Das Programm gibt in wenigen Minuten eine prozentuale Wahrscheinlichkeit an, ob Patient:innen Symptome der Parkinson-Krankheit oder verwandter Erkrankungen aufweisen. Es sei wichtig, neben dem Lächeln auch andere Parameter zu testen, heißt es in der Mitteilung der Universität: Betroffene weisen nicht unbedingt alle das Symptom der eingeschränkten Mimik auf, sondern die Krankheit kann sich auch durch andere Anzeichen bemerkbar machen.

Weitere Forschung ist nötig

Getestet wurde der verwendete Algorithmus in einer Studie mit 604 Personen (darunter 61 mit Morbus Parkinson und 543 ohne Morbus Parkinson), es wurden 1812 Videos analysiert. „Bei allen Parkinsonpatienten war zum Zeitpunkt der Studienteilnahme der M. Parkinson schon diagnostiziert“, betont Prof. Joseph Claßen, Vorstandsmitglied der Deutschen Gesellschaft für Parkinson und Bewegungsstörungen. „Deshalb eignet sich diese Studie nicht als Beleg dafür, dass mit einer solchen Methode die Parkinsonkrankheit besonders früh oder sogar vor dem Beginn der behindernden Bewegungsstörung erkannt werden könnte.“ Um ein solches Instrument zu entwickeln, sei eine viel größere Untersuchung nötig, die über mehrere Jahre durchgeführt wird. Denn dann könne auch überprüft werden, ob der Algorithmus mit seinen Vorhersagen richtig lag.

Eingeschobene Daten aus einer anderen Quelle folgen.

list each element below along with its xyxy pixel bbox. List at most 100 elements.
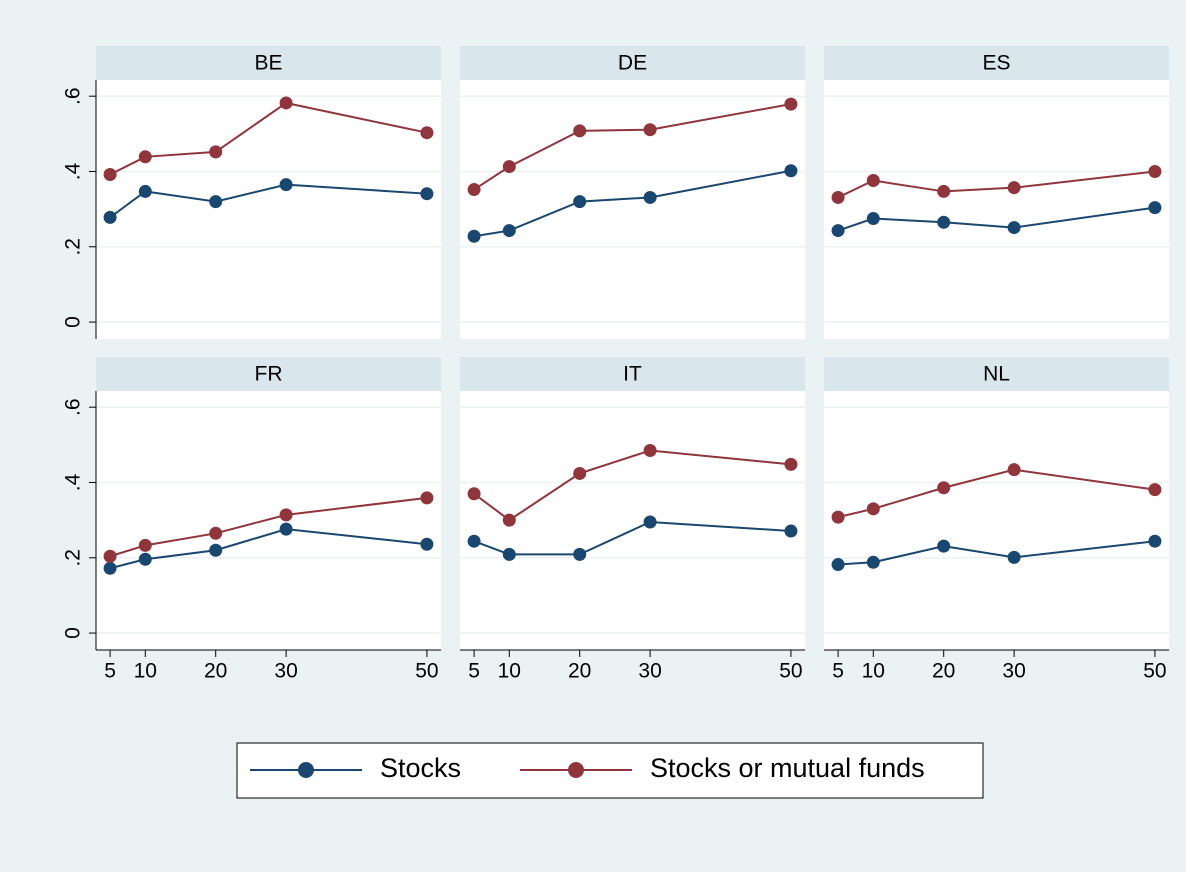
- data-point: [573, 124, 587, 138]
- data-point: [502, 224, 516, 238]
- legend-marker: [298, 762, 314, 778]
- data-point: [103, 549, 117, 563]
- data-point: [866, 502, 880, 516]
- plot-area: [824, 80, 1169, 339]
- data-point: [937, 539, 951, 553]
- plot-area: [824, 391, 1169, 650]
- y-tick-label: .6: [62, 398, 85, 416]
- data-point: [467, 183, 481, 197]
- data-point: [209, 195, 223, 209]
- panel-header: [824, 46, 1169, 80]
- y-tick-label: .2: [62, 549, 85, 567]
- panel-title: FR: [255, 363, 283, 386]
- data-point: [502, 160, 516, 174]
- data-point: [1148, 201, 1162, 215]
- panel-header: [460, 357, 805, 391]
- x-tick-label: 10: [498, 660, 521, 683]
- data-point: [866, 174, 880, 188]
- x-tick-label: 20: [932, 660, 955, 683]
- y-tick-label: .2: [62, 238, 85, 256]
- data-point: [279, 522, 293, 536]
- data-point: [1007, 221, 1021, 235]
- x-tick-label: 5: [832, 660, 844, 683]
- data-point: [1007, 463, 1021, 477]
- panel-header: [824, 357, 1169, 391]
- data-point: [937, 184, 951, 198]
- data-point: [831, 558, 845, 572]
- legend-label: Stocks: [380, 753, 461, 783]
- data-point: [209, 543, 223, 557]
- x-tick-label: 20: [204, 660, 227, 683]
- data-point: [103, 561, 117, 575]
- panel-header: [96, 46, 441, 80]
- legend-label: Stocks or mutual funds: [650, 753, 925, 783]
- x-tick-label: 5: [468, 660, 480, 683]
- x-tick-label: 30: [274, 660, 297, 683]
- data-point: [138, 150, 152, 164]
- data-point: [831, 224, 845, 238]
- x-tick-label: 30: [1002, 660, 1025, 683]
- data-point: [831, 510, 845, 524]
- data-point: [866, 212, 880, 226]
- data-point: [937, 215, 951, 229]
- data-point: [420, 537, 434, 551]
- data-point: [502, 513, 516, 527]
- x-tick-label: 5: [104, 660, 116, 683]
- data-point: [1007, 550, 1021, 564]
- data-point: [784, 457, 798, 471]
- y-tick-label: 0: [62, 316, 85, 328]
- data-point: [643, 443, 657, 457]
- data-point: [831, 190, 845, 204]
- data-point: [467, 229, 481, 243]
- data-point: [643, 123, 657, 137]
- data-point: [279, 508, 293, 522]
- panel-title: ES: [982, 52, 1010, 75]
- data-point: [573, 466, 587, 480]
- data-point: [784, 524, 798, 538]
- data-point: [209, 145, 223, 159]
- y-tick-label: 0: [62, 627, 85, 639]
- data-point: [138, 184, 152, 198]
- y-tick-label: .4: [62, 473, 85, 491]
- data-point: [138, 538, 152, 552]
- data-point: [279, 178, 293, 192]
- data-point: [279, 96, 293, 110]
- data-point: [1148, 164, 1162, 178]
- data-point: [1007, 181, 1021, 195]
- data-point: [573, 547, 587, 561]
- panel-title: IT: [623, 363, 642, 386]
- x-tick-label: 50: [415, 660, 438, 683]
- x-tick-label: 50: [1143, 660, 1166, 683]
- panel-title: DE: [618, 52, 647, 75]
- data-point: [1148, 483, 1162, 497]
- panel-header: [460, 46, 805, 80]
- data-point: [866, 555, 880, 569]
- plot-area: [460, 80, 805, 339]
- data-point: [573, 195, 587, 209]
- data-point: [209, 526, 223, 540]
- data-point: [138, 552, 152, 566]
- data-point: [467, 534, 481, 548]
- data-point: [784, 97, 798, 111]
- x-tick-label: 50: [779, 660, 802, 683]
- y-tick-label: .6: [62, 87, 85, 105]
- data-point: [937, 481, 951, 495]
- data-point: [643, 515, 657, 529]
- x-tick-label: 30: [638, 660, 661, 683]
- legend-marker: [568, 762, 584, 778]
- x-tick-label: 10: [134, 660, 157, 683]
- panel-title: BE: [254, 52, 282, 75]
- data-point: [502, 547, 516, 561]
- x-tick-label: 20: [568, 660, 591, 683]
- panel-title: NL: [983, 363, 1010, 386]
- data-point: [420, 187, 434, 201]
- data-point: [643, 190, 657, 204]
- data-point: [1148, 534, 1162, 548]
- x-tick-label: 10: [862, 660, 885, 683]
- data-point: [467, 487, 481, 501]
- y-tick-label: .4: [62, 162, 85, 180]
- data-point: [420, 491, 434, 505]
- data-point: [103, 167, 117, 181]
- panel-header: [96, 357, 441, 391]
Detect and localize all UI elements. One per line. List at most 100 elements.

„Von einer solchen Leistung sind der publizierte Algorithmus und andere, ähnliche Versuche, anscheinend noch weit entfernt“, erklärt Claßen. „Das liegt daran, dass ein solches Verfahren auch viele andere Zustände von geringerer Beweglichkeit der mimischen Muskulatur von einer Parkinsonkrankheit trennen können müsste.“

Sachverstand von Expert:innen bleibt unersetzlich

Es gibt eine ganze Reihe von Bewegungsstörungen, die eng mit der Parkinson-Krankheit verwandt sind, darunter Ataxie – damit sind verschiedene Störungen der Bewegungskoordination gemeint, oder Chorea Huntington: Bei der Erbkrankheit werden jene Teile des Gehirns zerstört, die für die Steuerung der Muskeln wichtig ist. Es ist also weitere Forschung erforderlich, um Algorithmen zu schaffen, mit denen sich diese anderen Bewegungsstörungen von Parkinson unterscheiden lassen, erklärt auch die Universität Rochester.

Auf absehbare Zeit werde der Sachverstand von Expert:innen für die Diagnose und Therapieplanung unverzichtbar bleiben, meint Claßen. Auch die emotionale Dimen.sion der Beziehung zwischen Ärzt:innen und Patient:innen werde nicht durch technische Werkzeuge zu ersetzen sein. „Es scheint mir aber durchaus möglich, dass eine solche Methode einmal hilfreich sein könnte, wenn sie zusätzlich zu anderen Verfahren eingesetzt wird“, sagt Claßen. Die Universität Rochester betont: Die Bemühungen der Forscher:innen tragen dazu bei, dass künftig der Zugang zu neurologischer Versorgung durch smartphone- oder webbasierte Programme erleichtert wird.